Chi non dirà che Giove e 'l ciel s'adiri,
Se avvien che 'l fulminar mio si rimiri?...
Gli avanzi delle artiglierie del duca Alfonso conservaronsi in Modena sino alla fine del secolo scorso, in cui se ne appropriarono i Francesi.
[64]. Pietro Ghinzoni, Nozze e commedie alla corte di Ferrara nel febbraio 1491 (v. Archivio storico lombardo, anno XI, fasc. IV, dicembre 1884). La citata grida aggiunta in fine dal traduttore dei Menecmi ci fa conoscere che la recita venne eseguita sulla riduzione libera in ottava e terza rima che fu poi stampata a Venezia 1528 e 1530, due edizioni molto scorrette. L'Anfitrione, commedia di Plauto recitata la sera dopo, fu tradotta prolissamente in terza rima da Pandolfo Collenuccio. Trovasi pubblicata a Venezia nel 1530, e da ultimo nella Biblioteca rara del Daelli (Milano 1864); ma convien credere che per recitarla (e ciò avvenne anche due volte nel 1487) si dovesse accorciare in più luoghi, giacchè a darla conforme la stampa, e con intermezzi, sarebbe occorso troppo tempo.

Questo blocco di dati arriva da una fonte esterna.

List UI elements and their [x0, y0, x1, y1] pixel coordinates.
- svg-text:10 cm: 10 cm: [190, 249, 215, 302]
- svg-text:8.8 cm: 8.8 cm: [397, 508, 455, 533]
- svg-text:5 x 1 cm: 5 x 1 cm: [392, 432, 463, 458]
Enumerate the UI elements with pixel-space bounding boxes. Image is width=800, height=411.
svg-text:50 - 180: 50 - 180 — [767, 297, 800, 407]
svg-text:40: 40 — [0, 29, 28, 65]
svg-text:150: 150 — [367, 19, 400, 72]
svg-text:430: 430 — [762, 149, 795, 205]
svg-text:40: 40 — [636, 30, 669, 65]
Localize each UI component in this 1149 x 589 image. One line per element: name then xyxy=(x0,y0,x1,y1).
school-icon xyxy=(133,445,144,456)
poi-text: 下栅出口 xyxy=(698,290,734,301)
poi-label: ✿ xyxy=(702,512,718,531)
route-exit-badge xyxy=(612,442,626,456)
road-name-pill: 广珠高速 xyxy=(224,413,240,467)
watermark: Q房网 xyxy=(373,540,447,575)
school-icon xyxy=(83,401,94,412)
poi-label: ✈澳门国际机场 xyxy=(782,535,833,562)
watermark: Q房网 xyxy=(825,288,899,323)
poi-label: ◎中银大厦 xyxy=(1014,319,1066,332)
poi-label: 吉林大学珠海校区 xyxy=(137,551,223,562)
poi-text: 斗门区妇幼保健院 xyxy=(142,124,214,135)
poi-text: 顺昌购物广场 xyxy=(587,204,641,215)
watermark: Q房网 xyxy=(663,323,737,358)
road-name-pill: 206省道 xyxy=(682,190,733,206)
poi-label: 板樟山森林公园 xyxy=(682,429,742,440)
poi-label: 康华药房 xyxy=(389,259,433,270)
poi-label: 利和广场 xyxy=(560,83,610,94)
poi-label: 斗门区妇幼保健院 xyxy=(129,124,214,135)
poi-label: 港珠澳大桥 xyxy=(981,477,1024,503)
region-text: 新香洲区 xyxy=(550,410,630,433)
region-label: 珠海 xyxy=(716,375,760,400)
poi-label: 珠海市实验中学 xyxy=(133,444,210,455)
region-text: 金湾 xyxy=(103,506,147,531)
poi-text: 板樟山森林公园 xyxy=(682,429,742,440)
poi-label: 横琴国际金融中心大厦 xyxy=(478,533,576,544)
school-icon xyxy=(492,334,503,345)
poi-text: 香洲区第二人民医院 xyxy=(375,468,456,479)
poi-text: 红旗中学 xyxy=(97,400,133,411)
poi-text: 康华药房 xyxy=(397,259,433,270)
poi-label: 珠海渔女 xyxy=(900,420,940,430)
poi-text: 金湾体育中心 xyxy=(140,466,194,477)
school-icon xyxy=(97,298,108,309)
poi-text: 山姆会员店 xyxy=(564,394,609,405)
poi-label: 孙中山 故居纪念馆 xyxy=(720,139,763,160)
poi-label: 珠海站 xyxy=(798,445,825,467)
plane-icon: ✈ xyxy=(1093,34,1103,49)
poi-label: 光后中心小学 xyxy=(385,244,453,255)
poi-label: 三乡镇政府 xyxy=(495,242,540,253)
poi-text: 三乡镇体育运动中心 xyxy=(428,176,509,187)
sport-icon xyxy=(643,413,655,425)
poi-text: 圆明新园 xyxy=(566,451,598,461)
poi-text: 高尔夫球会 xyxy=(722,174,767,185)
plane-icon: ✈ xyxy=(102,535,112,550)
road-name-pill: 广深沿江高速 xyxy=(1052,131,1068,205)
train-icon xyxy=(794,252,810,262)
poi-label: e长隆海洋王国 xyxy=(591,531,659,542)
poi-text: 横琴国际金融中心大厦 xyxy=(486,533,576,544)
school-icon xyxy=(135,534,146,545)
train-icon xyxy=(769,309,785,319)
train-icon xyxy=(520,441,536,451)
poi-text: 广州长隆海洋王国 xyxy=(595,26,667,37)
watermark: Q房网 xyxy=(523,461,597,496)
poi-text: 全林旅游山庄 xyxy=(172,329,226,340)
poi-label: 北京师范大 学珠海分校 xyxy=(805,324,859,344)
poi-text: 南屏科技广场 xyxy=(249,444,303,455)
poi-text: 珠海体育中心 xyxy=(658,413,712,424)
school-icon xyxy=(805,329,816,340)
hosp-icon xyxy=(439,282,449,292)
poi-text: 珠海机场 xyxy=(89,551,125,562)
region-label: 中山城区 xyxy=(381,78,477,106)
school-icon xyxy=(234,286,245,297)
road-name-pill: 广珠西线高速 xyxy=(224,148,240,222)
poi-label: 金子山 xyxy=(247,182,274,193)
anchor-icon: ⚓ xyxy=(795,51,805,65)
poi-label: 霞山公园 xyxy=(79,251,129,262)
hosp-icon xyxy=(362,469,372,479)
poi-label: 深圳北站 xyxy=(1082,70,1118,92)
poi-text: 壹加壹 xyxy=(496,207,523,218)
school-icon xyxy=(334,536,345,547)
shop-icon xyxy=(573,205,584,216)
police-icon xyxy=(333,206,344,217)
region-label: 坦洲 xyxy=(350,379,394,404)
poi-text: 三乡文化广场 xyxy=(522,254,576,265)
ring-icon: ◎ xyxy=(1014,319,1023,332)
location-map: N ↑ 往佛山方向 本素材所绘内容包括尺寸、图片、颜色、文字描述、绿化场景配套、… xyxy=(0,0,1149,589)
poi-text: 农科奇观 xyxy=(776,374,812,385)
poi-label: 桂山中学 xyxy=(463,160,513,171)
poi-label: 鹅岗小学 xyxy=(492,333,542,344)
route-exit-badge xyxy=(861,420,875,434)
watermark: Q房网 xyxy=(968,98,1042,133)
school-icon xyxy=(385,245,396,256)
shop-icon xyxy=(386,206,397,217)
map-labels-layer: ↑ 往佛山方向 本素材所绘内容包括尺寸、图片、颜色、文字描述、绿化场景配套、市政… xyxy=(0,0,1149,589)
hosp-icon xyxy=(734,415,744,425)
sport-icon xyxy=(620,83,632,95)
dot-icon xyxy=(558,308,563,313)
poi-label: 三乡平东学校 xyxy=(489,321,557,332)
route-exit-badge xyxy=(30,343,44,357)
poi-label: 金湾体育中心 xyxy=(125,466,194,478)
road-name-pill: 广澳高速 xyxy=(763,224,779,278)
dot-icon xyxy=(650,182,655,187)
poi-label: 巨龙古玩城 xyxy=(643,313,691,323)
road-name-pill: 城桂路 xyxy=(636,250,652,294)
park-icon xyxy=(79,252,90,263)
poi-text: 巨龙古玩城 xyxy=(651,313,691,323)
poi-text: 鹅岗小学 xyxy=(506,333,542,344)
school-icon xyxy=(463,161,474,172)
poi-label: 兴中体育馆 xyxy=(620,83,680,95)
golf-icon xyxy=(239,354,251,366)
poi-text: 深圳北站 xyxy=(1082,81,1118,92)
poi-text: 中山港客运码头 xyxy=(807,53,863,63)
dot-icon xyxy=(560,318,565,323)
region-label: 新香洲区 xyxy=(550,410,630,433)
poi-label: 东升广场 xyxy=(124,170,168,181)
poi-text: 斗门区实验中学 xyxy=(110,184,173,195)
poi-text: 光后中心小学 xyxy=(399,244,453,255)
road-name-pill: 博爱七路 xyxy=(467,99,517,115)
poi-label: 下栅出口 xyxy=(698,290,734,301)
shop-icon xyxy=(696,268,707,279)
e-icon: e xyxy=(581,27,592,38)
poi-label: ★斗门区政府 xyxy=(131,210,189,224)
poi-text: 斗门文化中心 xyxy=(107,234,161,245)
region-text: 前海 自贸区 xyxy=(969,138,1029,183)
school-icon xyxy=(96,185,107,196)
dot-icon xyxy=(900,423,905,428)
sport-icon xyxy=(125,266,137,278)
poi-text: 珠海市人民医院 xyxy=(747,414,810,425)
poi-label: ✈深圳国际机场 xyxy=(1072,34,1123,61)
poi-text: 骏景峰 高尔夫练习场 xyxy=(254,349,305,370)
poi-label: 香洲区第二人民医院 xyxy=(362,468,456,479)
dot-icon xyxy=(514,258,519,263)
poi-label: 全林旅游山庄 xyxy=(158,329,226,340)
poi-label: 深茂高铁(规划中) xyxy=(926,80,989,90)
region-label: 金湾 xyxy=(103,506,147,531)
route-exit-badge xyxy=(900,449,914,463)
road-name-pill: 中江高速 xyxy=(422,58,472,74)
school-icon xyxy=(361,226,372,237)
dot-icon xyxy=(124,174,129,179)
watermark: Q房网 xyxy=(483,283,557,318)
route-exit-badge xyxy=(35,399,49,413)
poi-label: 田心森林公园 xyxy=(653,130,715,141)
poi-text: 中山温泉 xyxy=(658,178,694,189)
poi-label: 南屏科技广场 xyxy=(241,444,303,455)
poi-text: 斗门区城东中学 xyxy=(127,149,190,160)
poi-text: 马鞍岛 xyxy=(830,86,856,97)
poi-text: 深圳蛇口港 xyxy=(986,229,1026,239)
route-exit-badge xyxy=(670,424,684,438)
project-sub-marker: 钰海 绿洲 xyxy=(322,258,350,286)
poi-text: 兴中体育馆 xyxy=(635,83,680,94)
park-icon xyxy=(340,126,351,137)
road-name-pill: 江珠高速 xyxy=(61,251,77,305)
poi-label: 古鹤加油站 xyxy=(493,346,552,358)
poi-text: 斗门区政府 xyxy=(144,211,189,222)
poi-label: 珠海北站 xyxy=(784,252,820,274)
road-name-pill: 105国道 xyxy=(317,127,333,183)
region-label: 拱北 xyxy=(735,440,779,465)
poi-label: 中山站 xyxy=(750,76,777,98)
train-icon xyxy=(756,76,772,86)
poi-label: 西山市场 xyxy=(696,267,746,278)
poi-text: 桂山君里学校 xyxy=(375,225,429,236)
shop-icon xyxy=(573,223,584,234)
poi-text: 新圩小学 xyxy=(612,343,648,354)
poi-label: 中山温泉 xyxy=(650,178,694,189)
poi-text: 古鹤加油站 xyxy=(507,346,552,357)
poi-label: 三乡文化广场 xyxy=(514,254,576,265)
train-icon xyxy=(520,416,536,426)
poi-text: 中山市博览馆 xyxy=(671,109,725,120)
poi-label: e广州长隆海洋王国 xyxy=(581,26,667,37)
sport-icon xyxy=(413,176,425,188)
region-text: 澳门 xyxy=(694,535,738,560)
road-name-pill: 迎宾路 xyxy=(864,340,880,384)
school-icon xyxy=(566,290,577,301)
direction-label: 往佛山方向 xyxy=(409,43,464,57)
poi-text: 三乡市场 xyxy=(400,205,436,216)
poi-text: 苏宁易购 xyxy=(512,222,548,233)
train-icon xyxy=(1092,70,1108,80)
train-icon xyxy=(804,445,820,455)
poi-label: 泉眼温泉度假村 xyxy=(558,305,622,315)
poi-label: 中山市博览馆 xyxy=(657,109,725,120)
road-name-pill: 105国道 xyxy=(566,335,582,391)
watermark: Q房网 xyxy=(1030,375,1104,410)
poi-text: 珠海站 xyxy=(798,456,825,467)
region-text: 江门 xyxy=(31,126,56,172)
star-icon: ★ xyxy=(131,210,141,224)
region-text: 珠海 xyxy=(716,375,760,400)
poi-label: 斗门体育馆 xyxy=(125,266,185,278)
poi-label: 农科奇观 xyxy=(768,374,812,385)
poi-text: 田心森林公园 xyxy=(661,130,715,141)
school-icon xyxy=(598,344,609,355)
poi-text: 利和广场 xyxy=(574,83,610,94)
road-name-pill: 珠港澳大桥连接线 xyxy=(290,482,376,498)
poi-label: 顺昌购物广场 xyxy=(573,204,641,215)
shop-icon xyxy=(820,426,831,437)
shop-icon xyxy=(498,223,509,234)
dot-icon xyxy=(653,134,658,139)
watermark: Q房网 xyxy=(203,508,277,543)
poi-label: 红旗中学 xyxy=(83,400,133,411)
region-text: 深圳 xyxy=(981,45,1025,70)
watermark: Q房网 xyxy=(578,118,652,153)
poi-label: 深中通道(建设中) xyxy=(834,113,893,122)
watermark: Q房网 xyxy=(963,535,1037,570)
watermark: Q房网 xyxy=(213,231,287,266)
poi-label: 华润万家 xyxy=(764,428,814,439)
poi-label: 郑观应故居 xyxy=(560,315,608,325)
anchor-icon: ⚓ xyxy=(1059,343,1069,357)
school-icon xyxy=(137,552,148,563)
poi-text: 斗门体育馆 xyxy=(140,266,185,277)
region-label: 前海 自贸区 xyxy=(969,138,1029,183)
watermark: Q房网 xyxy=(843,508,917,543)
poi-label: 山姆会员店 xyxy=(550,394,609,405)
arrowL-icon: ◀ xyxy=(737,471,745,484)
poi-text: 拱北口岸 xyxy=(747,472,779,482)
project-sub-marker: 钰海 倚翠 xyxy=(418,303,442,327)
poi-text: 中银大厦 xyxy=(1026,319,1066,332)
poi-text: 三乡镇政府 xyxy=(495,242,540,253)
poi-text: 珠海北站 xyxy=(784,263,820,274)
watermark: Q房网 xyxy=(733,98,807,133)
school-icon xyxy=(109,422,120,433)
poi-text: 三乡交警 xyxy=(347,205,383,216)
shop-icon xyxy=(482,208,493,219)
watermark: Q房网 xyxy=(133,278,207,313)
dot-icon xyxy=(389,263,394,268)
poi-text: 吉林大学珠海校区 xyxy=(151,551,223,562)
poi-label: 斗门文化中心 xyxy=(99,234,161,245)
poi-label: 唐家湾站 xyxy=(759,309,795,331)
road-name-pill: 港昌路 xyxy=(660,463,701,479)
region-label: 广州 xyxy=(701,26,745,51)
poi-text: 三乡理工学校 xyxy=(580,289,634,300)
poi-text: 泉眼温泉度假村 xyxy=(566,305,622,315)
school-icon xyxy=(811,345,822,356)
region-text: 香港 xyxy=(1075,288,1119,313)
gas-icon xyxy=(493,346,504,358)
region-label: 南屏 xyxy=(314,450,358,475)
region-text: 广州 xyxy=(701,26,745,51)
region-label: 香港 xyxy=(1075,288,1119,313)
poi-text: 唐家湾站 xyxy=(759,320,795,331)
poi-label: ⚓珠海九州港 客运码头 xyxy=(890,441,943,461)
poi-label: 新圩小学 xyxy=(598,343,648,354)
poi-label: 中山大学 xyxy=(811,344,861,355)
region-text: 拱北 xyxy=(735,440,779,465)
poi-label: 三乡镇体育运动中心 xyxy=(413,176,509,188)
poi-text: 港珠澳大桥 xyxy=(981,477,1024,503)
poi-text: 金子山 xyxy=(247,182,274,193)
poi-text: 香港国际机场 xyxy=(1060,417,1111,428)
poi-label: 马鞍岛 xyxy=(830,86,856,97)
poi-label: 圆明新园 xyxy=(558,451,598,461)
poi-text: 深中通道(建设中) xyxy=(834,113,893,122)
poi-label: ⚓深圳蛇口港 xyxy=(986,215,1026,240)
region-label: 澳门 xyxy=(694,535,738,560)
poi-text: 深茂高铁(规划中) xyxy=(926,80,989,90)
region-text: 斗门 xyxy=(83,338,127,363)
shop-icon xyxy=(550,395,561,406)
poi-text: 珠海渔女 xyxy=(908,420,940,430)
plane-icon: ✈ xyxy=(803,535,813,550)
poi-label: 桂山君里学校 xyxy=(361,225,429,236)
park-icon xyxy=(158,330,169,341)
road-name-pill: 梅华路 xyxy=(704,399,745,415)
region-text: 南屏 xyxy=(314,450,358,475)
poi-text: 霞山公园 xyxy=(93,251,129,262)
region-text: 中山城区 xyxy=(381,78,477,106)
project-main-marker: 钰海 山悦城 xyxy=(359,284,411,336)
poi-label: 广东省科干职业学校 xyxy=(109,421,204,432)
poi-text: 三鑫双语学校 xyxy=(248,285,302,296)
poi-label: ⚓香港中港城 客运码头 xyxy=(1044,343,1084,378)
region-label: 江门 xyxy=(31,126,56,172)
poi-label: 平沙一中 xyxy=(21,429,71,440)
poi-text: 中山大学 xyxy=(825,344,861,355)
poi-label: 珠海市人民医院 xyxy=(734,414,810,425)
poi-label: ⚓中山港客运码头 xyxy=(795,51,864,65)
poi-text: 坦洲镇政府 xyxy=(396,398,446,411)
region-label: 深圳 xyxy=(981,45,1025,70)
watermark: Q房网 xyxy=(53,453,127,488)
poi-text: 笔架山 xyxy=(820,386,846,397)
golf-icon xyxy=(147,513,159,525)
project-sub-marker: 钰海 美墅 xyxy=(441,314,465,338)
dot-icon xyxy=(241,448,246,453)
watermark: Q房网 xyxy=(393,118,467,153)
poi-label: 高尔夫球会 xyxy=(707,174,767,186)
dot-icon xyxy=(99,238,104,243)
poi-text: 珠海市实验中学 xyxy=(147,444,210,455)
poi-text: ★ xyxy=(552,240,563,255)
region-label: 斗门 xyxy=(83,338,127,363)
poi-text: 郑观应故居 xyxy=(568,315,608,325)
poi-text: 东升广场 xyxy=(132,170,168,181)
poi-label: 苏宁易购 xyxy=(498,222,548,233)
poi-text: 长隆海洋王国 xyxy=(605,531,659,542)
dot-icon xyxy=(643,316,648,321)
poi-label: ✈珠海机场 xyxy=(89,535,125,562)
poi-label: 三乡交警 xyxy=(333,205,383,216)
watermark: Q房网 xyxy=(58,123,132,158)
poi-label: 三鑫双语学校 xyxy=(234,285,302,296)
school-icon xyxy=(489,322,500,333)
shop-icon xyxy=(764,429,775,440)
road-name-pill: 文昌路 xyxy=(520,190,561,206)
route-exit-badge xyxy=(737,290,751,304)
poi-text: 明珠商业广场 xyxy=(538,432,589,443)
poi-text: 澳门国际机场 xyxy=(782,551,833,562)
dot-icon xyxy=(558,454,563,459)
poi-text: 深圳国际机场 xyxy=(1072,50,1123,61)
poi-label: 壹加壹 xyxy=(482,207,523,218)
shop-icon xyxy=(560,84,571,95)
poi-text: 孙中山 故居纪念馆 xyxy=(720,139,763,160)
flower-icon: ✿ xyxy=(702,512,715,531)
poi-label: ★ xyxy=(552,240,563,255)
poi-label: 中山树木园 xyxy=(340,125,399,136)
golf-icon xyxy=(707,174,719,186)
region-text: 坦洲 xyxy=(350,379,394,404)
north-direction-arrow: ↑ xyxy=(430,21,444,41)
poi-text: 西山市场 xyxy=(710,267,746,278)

[65]. Francesco de' Mantovani, nel suo Libro di alcune croniche, mss., parlando di Lucrezia, dice: «Il papa li voleva bene, a tale che niuno non poteva ottenire beneficii, se non per via di lei, e per questo guadagnava un tesoro.» Il Raynal, Ann. Eccles., dichiara che le fu talvolta ceduto dal padre il governo temporale di Roma.
[66]. Veggasi a pag. XXXV, nota 2 del presente volume.